It was a close call Wednesday morning, June 30 for a family nearly poisoned by carbon monoxide in their Milwaukee home. It happened shortly before 6 a.m. near 63rd and Stark. It came from a generator, according to fire officials, purchased after their power was shut off, the family told FOX6 News.

The family said they’re grateful for the carbon monoxide detector that alerted them to this but added they barely made it out of their home alive, stumbling and losing consciousness on their way out. Fire officials said they did the right thing by getting outside and then calling for help.

Hayes and his family awoke Wednesday morning to the sound of their carbon monoxide alarm.
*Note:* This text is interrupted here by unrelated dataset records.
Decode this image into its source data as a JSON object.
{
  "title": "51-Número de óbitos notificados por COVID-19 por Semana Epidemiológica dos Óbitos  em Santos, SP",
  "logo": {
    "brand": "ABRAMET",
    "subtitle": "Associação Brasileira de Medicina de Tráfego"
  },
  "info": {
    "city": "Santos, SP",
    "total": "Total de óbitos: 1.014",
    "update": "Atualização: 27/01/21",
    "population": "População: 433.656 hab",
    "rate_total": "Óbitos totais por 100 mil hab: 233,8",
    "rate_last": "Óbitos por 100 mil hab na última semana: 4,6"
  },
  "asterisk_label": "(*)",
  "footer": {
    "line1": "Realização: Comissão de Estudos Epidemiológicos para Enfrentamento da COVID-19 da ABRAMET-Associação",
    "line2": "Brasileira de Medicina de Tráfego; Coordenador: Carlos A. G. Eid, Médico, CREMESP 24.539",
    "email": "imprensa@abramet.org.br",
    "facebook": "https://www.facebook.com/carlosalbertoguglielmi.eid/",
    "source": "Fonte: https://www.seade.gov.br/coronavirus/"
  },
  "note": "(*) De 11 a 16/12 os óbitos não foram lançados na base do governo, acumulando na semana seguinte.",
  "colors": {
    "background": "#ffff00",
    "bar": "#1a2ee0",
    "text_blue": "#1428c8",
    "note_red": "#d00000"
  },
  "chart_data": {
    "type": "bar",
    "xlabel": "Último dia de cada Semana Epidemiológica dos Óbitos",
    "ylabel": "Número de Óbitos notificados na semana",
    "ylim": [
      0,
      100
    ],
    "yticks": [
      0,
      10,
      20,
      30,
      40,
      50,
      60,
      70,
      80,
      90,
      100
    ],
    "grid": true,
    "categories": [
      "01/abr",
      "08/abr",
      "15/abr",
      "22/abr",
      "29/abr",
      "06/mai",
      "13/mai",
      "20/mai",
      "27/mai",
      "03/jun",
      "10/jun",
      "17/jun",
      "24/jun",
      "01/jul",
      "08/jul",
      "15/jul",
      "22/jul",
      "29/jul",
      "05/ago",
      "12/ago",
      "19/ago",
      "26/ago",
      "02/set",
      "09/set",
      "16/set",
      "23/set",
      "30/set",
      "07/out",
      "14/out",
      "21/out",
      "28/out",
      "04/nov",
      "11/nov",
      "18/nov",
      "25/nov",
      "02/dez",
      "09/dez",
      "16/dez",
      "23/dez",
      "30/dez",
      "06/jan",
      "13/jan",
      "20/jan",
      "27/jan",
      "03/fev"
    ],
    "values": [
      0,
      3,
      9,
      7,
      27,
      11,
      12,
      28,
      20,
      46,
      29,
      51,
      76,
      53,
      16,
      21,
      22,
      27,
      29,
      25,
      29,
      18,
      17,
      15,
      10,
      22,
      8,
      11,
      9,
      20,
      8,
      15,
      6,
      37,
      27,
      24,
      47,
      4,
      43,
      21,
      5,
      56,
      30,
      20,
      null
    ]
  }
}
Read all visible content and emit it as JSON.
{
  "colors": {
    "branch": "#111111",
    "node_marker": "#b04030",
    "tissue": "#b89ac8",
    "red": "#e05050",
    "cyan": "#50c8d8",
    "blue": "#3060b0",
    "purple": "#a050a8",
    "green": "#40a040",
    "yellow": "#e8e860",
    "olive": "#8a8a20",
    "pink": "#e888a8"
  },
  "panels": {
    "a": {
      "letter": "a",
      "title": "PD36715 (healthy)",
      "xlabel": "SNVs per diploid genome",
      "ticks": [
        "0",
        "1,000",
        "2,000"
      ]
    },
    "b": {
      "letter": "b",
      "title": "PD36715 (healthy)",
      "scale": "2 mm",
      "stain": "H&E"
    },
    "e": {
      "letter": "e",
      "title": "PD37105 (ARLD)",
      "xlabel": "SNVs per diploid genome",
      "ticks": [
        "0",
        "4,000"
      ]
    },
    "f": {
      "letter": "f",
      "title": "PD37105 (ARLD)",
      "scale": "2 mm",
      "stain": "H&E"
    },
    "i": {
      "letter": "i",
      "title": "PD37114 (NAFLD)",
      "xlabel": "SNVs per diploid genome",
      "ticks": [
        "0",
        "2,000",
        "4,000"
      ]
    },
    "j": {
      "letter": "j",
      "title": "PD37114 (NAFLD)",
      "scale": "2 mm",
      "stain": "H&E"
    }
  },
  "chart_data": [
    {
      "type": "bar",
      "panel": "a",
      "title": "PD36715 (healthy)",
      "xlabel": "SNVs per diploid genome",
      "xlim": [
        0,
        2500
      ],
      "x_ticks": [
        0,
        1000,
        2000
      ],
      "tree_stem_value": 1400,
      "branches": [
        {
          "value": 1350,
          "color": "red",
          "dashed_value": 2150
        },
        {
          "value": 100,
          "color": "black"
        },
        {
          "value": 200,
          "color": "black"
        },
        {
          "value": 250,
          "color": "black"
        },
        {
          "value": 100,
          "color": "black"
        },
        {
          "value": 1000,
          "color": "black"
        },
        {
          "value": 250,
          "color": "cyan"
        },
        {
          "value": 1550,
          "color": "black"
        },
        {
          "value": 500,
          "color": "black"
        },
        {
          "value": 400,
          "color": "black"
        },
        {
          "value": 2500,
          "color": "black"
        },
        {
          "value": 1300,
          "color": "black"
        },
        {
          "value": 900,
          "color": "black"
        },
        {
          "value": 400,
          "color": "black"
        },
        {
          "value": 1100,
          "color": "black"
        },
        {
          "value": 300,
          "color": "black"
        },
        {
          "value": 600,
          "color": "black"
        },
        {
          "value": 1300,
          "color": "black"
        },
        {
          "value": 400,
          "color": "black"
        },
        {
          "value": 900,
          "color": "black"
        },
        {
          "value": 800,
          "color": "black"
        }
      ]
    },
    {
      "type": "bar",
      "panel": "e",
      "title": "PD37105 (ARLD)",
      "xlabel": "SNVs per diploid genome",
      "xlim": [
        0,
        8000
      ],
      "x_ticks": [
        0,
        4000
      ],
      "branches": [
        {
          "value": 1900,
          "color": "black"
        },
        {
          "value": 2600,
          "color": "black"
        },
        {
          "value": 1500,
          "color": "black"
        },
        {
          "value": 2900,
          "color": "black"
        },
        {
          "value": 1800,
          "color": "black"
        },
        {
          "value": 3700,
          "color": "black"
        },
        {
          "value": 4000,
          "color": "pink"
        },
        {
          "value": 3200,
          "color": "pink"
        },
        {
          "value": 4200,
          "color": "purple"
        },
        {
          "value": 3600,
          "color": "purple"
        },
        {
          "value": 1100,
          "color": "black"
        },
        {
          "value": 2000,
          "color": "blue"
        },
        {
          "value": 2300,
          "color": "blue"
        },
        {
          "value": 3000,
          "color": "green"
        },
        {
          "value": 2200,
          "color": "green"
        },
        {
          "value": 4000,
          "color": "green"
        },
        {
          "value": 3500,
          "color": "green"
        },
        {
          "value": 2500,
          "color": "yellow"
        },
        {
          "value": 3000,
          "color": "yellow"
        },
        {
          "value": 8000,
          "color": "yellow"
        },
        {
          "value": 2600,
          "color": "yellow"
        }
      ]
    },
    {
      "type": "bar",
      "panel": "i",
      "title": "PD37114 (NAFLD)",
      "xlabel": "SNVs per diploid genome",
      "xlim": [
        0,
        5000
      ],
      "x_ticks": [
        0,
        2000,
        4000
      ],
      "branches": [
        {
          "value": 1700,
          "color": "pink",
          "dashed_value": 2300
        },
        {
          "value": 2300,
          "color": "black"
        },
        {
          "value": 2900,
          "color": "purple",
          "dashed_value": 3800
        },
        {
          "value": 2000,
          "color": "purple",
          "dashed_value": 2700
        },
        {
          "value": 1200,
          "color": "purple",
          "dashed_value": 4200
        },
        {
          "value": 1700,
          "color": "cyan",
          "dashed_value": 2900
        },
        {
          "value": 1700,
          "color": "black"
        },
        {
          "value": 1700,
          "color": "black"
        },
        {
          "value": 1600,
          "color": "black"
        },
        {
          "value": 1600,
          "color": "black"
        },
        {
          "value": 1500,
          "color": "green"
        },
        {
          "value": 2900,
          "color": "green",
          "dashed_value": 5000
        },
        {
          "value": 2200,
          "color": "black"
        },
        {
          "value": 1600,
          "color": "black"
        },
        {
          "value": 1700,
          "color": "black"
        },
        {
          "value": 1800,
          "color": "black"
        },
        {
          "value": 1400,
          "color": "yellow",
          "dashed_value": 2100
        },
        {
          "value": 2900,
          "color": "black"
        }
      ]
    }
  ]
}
“Started beeping. I changed out all the batteries, and that wasn’t the problem,” he said. “I called 911 right off the top because after I started feeling dizzy, like I was going to pass out, I knew that something wasn’t right because it didn’t feel right. It was hard to breathe. Luckily, we woke up because if it wasn’t for my daughter throwing up and my wife jumping up to see what was wrong, you probably would be filming us coming out of here because didn’t anybody know what was going on. All of a sudden, everyone was just falling out and passing out. Fortunately, we caught it.”

Milwaukee firefighters said he did the right thing.

“Carbon monoxide doesn’t give you no warning,” said Dewayne Smoots, deputy chief, MFD. “You’re not gonna cough. You’re not gonna choke. You’ll just feel bad, then bad, then flu-like symptoms, and if you’re not cautious, you will just go to sleep and you may not wake up.”

Firefighters determined a generator was being used too close to the house.

“Anything that uses fossil fuel, gasoline, kerosene, anything that is like that, you don’t want to burn anywhere close to doors or windows,” said Smoots.

Hayes said the family could not afford the energy bill; the power shut off Monday.

“I rented a generator from Home Depot and got it sitting in a nice spot away from the house, no windows open, and everything was going good,” said Hayes.

Several of his children and his wife had to be treated at the hospital but everyone survived.

“I was really worried about my family,” said Hayes.

Hayes said he’s grateful for the firefighters and paramedics who responded.

“I’m glad they got here when they did,” he said.

Firefighters say this is why it is so important to just give a quick check to your carbon monoxide detectors and make sure you have them in your home and they’re working.